所有人都心领神会,同时把目光投向了傅有归:“巡抚大人……”

“杨镇抚真是好手段哪,下官总算是明白您为何能年纪轻轻就有此地位了。下官……服了……”傅有归有些颓丧地一低头,抱拳说道。之前的咄咄气势早已消失不见。

见他服软,杨震脸上也挂上了一丝笑意来:“看来傅大人是想交在下这个朋友了。既然如此,那却得拿出点诚意出来。您说是吗?”

傅有归明白他这话里的意思,心里又是一阵犹豫。知道自己一旦说出实情,势必与那人成为对头,将来在官场只怕有苦头吃了。但随即,又想到了一点,自己得罪不起他,难道杨震就得罪得起吗?别看他现在如此嚣张,可说不定一听真正的幕后之人身份,便又会退缩了。那样一来,自己不就可以哪方面都不得罪了吗?

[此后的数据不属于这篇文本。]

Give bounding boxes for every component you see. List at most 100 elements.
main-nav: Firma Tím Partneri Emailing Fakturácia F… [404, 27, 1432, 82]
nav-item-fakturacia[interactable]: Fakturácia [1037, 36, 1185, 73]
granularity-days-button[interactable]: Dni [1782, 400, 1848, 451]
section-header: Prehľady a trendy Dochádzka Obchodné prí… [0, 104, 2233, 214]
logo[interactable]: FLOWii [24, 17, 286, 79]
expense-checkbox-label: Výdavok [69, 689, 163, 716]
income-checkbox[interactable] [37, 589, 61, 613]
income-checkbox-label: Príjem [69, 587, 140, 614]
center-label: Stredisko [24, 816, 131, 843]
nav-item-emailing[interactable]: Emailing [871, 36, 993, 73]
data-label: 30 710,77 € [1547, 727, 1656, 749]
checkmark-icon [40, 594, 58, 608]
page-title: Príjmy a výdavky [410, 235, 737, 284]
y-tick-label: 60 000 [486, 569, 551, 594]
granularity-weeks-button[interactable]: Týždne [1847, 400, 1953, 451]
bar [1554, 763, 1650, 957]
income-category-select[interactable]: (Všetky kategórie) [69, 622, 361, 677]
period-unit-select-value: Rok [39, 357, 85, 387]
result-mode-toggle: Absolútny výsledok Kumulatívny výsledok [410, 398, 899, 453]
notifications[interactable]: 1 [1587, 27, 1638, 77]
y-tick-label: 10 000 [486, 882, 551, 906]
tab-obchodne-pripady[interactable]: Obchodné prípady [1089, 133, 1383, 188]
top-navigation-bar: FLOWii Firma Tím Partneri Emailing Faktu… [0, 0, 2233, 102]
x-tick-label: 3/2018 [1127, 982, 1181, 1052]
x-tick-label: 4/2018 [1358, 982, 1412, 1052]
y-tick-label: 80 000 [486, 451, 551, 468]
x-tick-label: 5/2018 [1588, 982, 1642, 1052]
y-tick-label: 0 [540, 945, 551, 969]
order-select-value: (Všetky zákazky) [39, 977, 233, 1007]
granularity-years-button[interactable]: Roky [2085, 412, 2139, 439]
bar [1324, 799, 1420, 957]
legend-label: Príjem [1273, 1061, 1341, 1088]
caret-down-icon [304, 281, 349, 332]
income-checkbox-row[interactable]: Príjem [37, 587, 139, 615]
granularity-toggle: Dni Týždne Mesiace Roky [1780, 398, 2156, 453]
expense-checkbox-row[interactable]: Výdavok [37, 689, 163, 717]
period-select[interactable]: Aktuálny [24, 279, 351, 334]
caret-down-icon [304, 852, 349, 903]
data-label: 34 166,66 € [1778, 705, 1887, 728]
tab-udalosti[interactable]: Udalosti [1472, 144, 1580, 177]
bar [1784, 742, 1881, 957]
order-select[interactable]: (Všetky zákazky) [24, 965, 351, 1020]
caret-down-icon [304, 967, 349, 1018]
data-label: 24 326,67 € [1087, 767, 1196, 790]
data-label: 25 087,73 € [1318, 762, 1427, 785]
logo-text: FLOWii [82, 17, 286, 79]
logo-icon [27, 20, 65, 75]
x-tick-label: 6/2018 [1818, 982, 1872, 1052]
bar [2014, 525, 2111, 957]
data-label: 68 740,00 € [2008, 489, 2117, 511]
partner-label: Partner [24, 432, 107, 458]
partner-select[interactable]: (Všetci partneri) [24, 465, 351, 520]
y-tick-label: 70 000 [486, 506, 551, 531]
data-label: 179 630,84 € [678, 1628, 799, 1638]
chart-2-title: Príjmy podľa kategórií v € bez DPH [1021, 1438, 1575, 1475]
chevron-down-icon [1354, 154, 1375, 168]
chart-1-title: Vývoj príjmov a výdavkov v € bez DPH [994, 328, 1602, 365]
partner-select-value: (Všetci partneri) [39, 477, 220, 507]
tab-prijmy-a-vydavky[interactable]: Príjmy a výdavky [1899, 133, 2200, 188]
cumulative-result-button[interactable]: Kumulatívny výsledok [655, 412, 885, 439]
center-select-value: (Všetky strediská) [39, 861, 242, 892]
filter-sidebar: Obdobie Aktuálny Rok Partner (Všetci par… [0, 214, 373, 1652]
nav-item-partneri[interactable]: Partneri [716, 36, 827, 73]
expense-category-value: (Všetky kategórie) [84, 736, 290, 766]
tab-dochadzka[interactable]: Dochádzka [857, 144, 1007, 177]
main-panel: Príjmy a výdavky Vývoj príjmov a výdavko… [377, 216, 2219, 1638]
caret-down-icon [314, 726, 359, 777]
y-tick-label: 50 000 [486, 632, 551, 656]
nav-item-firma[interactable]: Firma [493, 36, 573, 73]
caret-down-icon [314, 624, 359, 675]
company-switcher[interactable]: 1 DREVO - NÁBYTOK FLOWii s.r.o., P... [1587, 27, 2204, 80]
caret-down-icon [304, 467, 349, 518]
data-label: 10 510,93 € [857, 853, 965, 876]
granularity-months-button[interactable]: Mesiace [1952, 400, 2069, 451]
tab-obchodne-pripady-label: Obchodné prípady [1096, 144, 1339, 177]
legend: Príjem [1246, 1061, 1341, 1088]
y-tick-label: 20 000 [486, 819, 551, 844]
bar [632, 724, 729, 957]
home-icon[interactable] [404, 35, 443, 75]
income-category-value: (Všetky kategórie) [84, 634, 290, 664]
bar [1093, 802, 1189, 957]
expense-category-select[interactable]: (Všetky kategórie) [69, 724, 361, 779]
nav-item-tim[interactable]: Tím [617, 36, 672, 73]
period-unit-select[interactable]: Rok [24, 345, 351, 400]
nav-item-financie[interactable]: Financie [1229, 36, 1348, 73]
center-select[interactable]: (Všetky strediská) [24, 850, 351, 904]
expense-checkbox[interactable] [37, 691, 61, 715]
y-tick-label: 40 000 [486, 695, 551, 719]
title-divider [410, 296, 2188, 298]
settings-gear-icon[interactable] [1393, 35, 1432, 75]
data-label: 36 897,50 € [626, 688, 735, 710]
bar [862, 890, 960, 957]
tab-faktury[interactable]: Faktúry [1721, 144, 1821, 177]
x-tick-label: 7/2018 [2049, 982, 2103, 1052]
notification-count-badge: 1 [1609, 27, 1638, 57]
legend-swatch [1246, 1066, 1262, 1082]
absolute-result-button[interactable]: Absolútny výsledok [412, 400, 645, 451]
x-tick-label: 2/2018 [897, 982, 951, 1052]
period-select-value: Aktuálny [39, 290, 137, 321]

转过这个念头,傅有归终于拿定了主意,苦笑一声道:“实不相瞒,这次事情上下官确实是做错了,但却也是受了别人的压力才不得不这么做哪。”

“压力?以傅大人的身份,竟还有人能给您压力?却不知是什么人有这么大的本事和面子哪?”杨震的眉头微微一皱,眼中却闪过了一丝精光来,当即问道。

在场官员的脸色再次凝重起来。因为他们很清楚,当这个名字道出来后,结果就不在大家的控制范围内了。一旦杨震真铁了心要报复,自己等人的处境可就彻底与之绑在了一起,这可就太危险了。

傅有归深吸了一口气,这才用有些僵硬的声音道:“虽然本官乃是浙江巡抚,看似在江南一地没什么人能管束得了我,但其实却不然。至少在江南地面上,本官还有一个一丝不敢得罪的大人物,那就是身在松江府华亭县的徐家。这次之事,也是他们家里派了人来跟本官说不要插手,本官才会对此不闻不问的。”说完这话,他好像是卸去了肩头的重担般,重重靠在了椅背上,同时目光却再次投向了杨震,看他是个什么反应。

第五百七十三章 华亭徐家(上)

这天底下,姓徐的人家自然是千千万,即便是华亭这么个小县城里,姓徐的人家怕也是数以百计。

但傅有归一说起是华亭县的徐家派人跟自己提起的此事,所有人就都明白了。因为在所有人眼里,华亭徐家,指的只能是那个家族,一如提起江陵张家,人们只会想起张居正一般。

华亭徐家,徐阶的家族,一个势力根深蒂固,权利网庞大到足可以笼罩整个江南的世家大族。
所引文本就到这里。